Even if the new test will reflect more of the material being taught in classrooms, that ultimately will not change how much time and or money a student puts into preparing for the test. Additionally, changing the content will not change the ability of test-prep companies and tutors to “coach” students on how to “game the test” and learn strategies on how to succeed. On March 7, 2104, The Princeton Review released a statement concerning the changes to the SAT.
“A common refrain when these changes are announced is that they are being made because the old test was coachable, and that the new test will be better tied to curriculum and less coachable,” Deborah Ellinger, CEO of The Princeton Review, said. “We’ve never seen a test that wasn’t coachable.”

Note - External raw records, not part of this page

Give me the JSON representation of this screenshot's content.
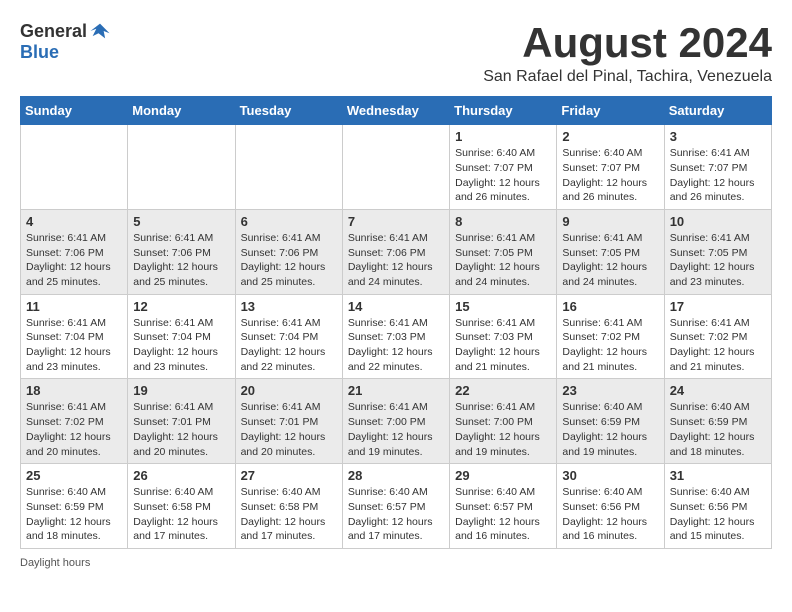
{
  "header": {
    "logo_general": "General",
    "logo_blue": "Blue",
    "month_title": "August 2024",
    "location": "San Rafael del Pinal, Tachira, Venezuela"
  },
  "weekdays": [
    "Sunday",
    "Monday",
    "Tuesday",
    "Wednesday",
    "Thursday",
    "Friday",
    "Saturday"
  ],
  "weeks": [
    [
      {
        "day": "",
        "info": ""
      },
      {
        "day": "",
        "info": ""
      },
      {
        "day": "",
        "info": ""
      },
      {
        "day": "",
        "info": ""
      },
      {
        "day": "1",
        "info": "Sunrise: 6:40 AM\nSunset: 7:07 PM\nDaylight: 12 hours\nand 26 minutes."
      },
      {
        "day": "2",
        "info": "Sunrise: 6:40 AM\nSunset: 7:07 PM\nDaylight: 12 hours\nand 26 minutes."
      },
      {
        "day": "3",
        "info": "Sunrise: 6:41 AM\nSunset: 7:07 PM\nDaylight: 12 hours\nand 26 minutes."
      }
    ],
    [
      {
        "day": "4",
        "info": "Sunrise: 6:41 AM\nSunset: 7:06 PM\nDaylight: 12 hours\nand 25 minutes."
      },
      {
        "day": "5",
        "info": "Sunrise: 6:41 AM\nSunset: 7:06 PM\nDaylight: 12 hours\nand 25 minutes."
      },
      {
        "day": "6",
        "info": "Sunrise: 6:41 AM\nSunset: 7:06 PM\nDaylight: 12 hours\nand 25 minutes."
      },
      {
        "day": "7",
        "info": "Sunrise: 6:41 AM\nSunset: 7:06 PM\nDaylight: 12 hours\nand 24 minutes."
      },
      {
        "day": "8",
        "info": "Sunrise: 6:41 AM\nSunset: 7:05 PM\nDaylight: 12 hours\nand 24 minutes."
      },
      {
        "day": "9",
        "info": "Sunrise: 6:41 AM\nSunset: 7:05 PM\nDaylight: 12 hours\nand 24 minutes."
      },
      {
        "day": "10",
        "info": "Sunrise: 6:41 AM\nSunset: 7:05 PM\nDaylight: 12 hours\nand 23 minutes."
      }
    ],
    [
      {
        "day": "11",
        "info": "Sunrise: 6:41 AM\nSunset: 7:04 PM\nDaylight: 12 hours\nand 23 minutes."
      },
      {
        "day": "12",
        "info": "Sunrise: 6:41 AM\nSunset: 7:04 PM\nDaylight: 12 hours\nand 23 minutes."
      },
      {
        "day": "13",
        "info": "Sunrise: 6:41 AM\nSunset: 7:04 PM\nDaylight: 12 hours\nand 22 minutes."
      },
      {
        "day": "14",
        "info": "Sunrise: 6:41 AM\nSunset: 7:03 PM\nDaylight: 12 hours\nand 22 minutes."
      },
      {
        "day": "15",
        "info": "Sunrise: 6:41 AM\nSunset: 7:03 PM\nDaylight: 12 hours\nand 21 minutes."
      },
      {
        "day": "16",
        "info": "Sunrise: 6:41 AM\nSunset: 7:02 PM\nDaylight: 12 hours\nand 21 minutes."
      },
      {
        "day": "17",
        "info": "Sunrise: 6:41 AM\nSunset: 7:02 PM\nDaylight: 12 hours\nand 21 minutes."
      }
    ],
    [
      {
        "day": "18",
        "info": "Sunrise: 6:41 AM\nSunset: 7:02 PM\nDaylight: 12 hours\nand 20 minutes."
      },
      {
        "day": "19",
        "info": "Sunrise: 6:41 AM\nSunset: 7:01 PM\nDaylight: 12 hours\nand 20 minutes."
      },
      {
        "day": "20",
        "info": "Sunrise: 6:41 AM\nSunset: 7:01 PM\nDaylight: 12 hours\nand 20 minutes."
      },
      {
        "day": "21",
        "info": "Sunrise: 6:41 AM\nSunset: 7:00 PM\nDaylight: 12 hours\nand 19 minutes."
      },
      {
        "day": "22",
        "info": "Sunrise: 6:41 AM\nSunset: 7:00 PM\nDaylight: 12 hours\nand 19 minutes."
      },
      {
        "day": "23",
        "info": "Sunrise: 6:40 AM\nSunset: 6:59 PM\nDaylight: 12 hours\nand 19 minutes."
      },
      {
        "day": "24",
        "info": "Sunrise: 6:40 AM\nSunset: 6:59 PM\nDaylight: 12 hours\nand 18 minutes."
      }
    ],
    [
      {
        "day": "25",
        "info": "Sunrise: 6:40 AM\nSunset: 6:59 PM\nDaylight: 12 hours\nand 18 minutes."
      },
      {
        "day": "26",
        "info": "Sunrise: 6:40 AM\nSunset: 6:58 PM\nDaylight: 12 hours\nand 17 minutes."
      },
      {
        "day": "27",
        "info": "Sunrise: 6:40 AM\nSunset: 6:58 PM\nDaylight: 12 hours\nand 17 minutes."
      },
      {
        "day": "28",
        "info": "Sunrise: 6:40 AM\nSunset: 6:57 PM\nDaylight: 12 hours\nand 17 minutes."
      },
      {
        "day": "29",
        "info": "Sunrise: 6:40 AM\nSunset: 6:57 PM\nDaylight: 12 hours\nand 16 minutes."
      },
      {
        "day": "30",
        "info": "Sunrise: 6:40 AM\nSunset: 6:56 PM\nDaylight: 12 hours\nand 16 minutes."
      },
      {
        "day": "31",
        "info": "Sunrise: 6:40 AM\nSunset: 6:56 PM\nDaylight: 12 hours\nand 15 minutes."
      }
    ]
  ],
  "footer": {
    "daylight_label": "Daylight hours"
  },
  "colors": {
    "header_bg": "#2a6db5",
    "shaded_row": "#ebebeb",
    "white_row": "#ffffff",
    "empty_cell": "#f5f5f5"
  }
}
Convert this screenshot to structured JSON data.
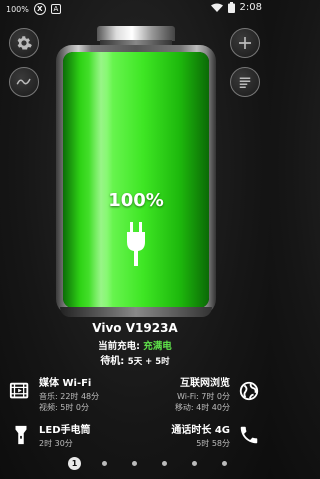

Coleman has, however, made a partnership with Sal Khan of the popular and free tutoring website, Khan Academy, to create additional practice for the SAT that will focus on the core knowledge being tested rather than test-taking strategies. While in theory Khan’s material will be available to students of all income brackets, only time will tell how successful the College Board is in encouraging particularly low-income students to make use of it.
As for the changes to the content itself, in general the College Board is moving in a positive direction by grounding its content more closely with what students actually learn in school, and by focusing on evidence-based style reading and writing. One upsetting change, however, is that of the vocabulary section. While the popular reaction to the thought of not having to memorize countless flashcards of words that have been criticized as esoteric and archaic was likely celebrated, some students were surely not nearly as pleased to bid farewell to the vocabulary section.
The College Board appears to no longer be encouraging young people to pursue richer vocabularies, when now more than ever it would appear that the opposite is crucial. With the Oxford English Dictionary officially adding “LOL” and “OMG” in 2011, and students even here at Palo Alto High School using other such abbreviations pervasively across electronic and actual means of communication, now is not the time for the College Board to undermine the importance of a well-developed vocabulary.
A strong vocabulary enables people to become eloquent, a characteristic that can greatly aid them throughout their lives. Used properly, it can improve others’ perceptions of them during interviews, or even in daily conversations. Although the College Board’s view that understanding the context of how words are used is important, questions of that nature already existed in the old form’s reading sections. Eliminating the completing the sentence questions is eliminating the only force that prompted young people to expand their own vocabularies. It is improbable now that a busy student will choose to learn hundreds of vocabulary words in their scarce free time. While that task may seem daunting, it was one of the most useful and beneficial aspects of the SAT that could actually serve of some purpose beyond the scope of the test.
It seems highly unlikely that the College Board will be able to eliminate the advantage of wealth that skews SAT results, as unfortunate of a predicament as that is. A test that measures raw intelligence rather than how well one prepared would be nice, but intangible. Also, I look to the College Board with despair as they abandon their noble albeit unpopular cause of encouraging youth to master vocabulary.